Çömelmişim yere, ufakım ya, dahada küçücük olmuşum çömelmekten ama mutluyum, büyük bir keyifle “Şimşir Kaşık” nasıl yapılır onu izliyorum. Orta kalınlıkta bir şimşir gövdesi, dedem önce dallarını ayıklıyor, sonra kesiyor kaşık boyunda. Başlıyor ağzından, sapına doğru yontmaya… Bense büyülenmiş gibi seyrediyorum, ilgim dedemin hoşuna gidiyor gülümsüyor bana, başını eğip devam ediyor işine. İşte, kaşığın ağız yeri oyuldu, sapıda tamam, ve şimdi iş pürüzsüz hale getirmekte. Evet, pürüzlerde tamam, küçük şeker kaşığı arkadaşlarının yanına konuluyor…
Dedem, sepette örüyor, küçüğüm ya aklım kesmiyor o kadarına ki hangi malzemeden sepet şeritleri hazırlanıyor, ama etrafta sepet şeritleride var. Aklım şimşir kaşıkta, bende istiyorum, masum masum bakmış olacağım ki dedem ne istediğimi anlamış gibi dönüp bana “Git kendine bir şimşir bul getir, sana da kaşık yapayım” diyor, mutluluktan havalara uçuyorum. Çocuk aklı ne anlarım uygun olanı ve neden dedemin beni gönderdiğini. Ama şimşiri tanıyorum çocuk aklım olsada. Hemen evin arkasında var şimşir ağaçları, gidip gücümün yettiği kadarıyla “kaşıklarım” için, aklımca, en güzel olan ağacı secerek, kesmeyi… Şimdi hatırlamıyorum ama bir şekilde kalınca birkaç gövde geçiyor elime ve hernasılsa kesmeyi başarıyorum da, götürüp gururla eline tutuşturuyorum, dedemin. Ve birkça gün içinde altı tane şimşir kaşığım hazır…

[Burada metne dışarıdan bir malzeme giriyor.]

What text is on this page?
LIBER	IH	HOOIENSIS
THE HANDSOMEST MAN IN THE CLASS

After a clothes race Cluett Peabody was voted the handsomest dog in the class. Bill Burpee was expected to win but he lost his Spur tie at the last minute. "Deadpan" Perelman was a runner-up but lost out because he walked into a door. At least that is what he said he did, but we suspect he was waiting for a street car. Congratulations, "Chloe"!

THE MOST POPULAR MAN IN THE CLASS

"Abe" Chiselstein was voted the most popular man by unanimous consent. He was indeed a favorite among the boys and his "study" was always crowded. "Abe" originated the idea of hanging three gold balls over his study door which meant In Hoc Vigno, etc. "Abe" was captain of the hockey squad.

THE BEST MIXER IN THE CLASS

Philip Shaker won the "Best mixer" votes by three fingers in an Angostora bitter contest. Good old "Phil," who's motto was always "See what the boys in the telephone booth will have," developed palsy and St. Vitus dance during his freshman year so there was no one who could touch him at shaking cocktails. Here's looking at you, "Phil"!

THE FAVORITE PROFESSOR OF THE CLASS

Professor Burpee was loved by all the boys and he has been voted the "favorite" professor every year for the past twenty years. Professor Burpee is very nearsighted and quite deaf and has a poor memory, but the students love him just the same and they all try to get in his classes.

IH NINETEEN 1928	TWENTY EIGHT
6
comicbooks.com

Köyde, tahta kaşık kullanılırdı eskiden. Herkesin evinde “Gedanloç” denen kaşıklık vardı ve bunun içi tahta kaşıklarla doluydu, dışında asma yerleride vardı bu kaşıklığın ve büyük kepçeler asılırdı çevresine.”Gedanloç” genelde “terek” denen rafların dibine monte edilirdi, o da elde yapılmaydı bana kalırsa. Köyün ustaları vardı. Sepet ören, kaşık yapan. Maddi karşılık alırlarmıydı bilmem ama elişçiliği çok güzledi hepsinin. Farklı boylarda kaşıklar, küçükten büyüğe kullanım yerleri farklı farklı sepetler. Ve bunlari yapan dedeler, bana kalırsa çok özel insanlardı. Marifetliydiler ve bu elsanatını kendileriyle beraber öte dünyada götürdüler. Belki ben bilmiyorum ama son senelerde görmedim köyde ne kaşık ustası nede sepet ustası…
Herşeyin moderni çıktığı gibi, tabiki kaşığında çeşitleri çıktı. Herkes zengindi artık. Doğanın yardımına ihtiyacı yoktu hiçbirinin. Gurbetten para geliyor, kapkacak dahil ihtiyaçlarda göderiliyordu bazan. İhtiyaçlar, çağın getirdiği madenlerdenyapılıyor ve kullanıma sunuluyordu. Ne şimşir kaşık vardı artık, nede yapılacak sepet… Eh!? Rahmetli dedeler, kimseye öğretmemişti bu zanaatı giderken. Köyün, dağların koyunda büyüyen bu insanlarda anı olmuştu, şimşir kaşık gibi… Aslında, şimdilerde süs amaçlı yapılıp satılır olduğunu da gördüm. Öyle, mutfağınıza koyup kullanamazsınızda. Kaliteli markalara kabalık olur. Genede annem ne zaman çelik tencerede, “kızım, tahta kaşık kullan” desede ben bile alışmışım demir kepçe kaşığa… Ama son zamanlarda bişey oldu, ihtiyarladımmı nedir annemin sözünü dinlemeye başladım. Üstelik uzmanlarda bas bas bağırı oldular, “Teflon’da, Çelik’de tahta kaşık kullanın, daha sağlıklı” diye…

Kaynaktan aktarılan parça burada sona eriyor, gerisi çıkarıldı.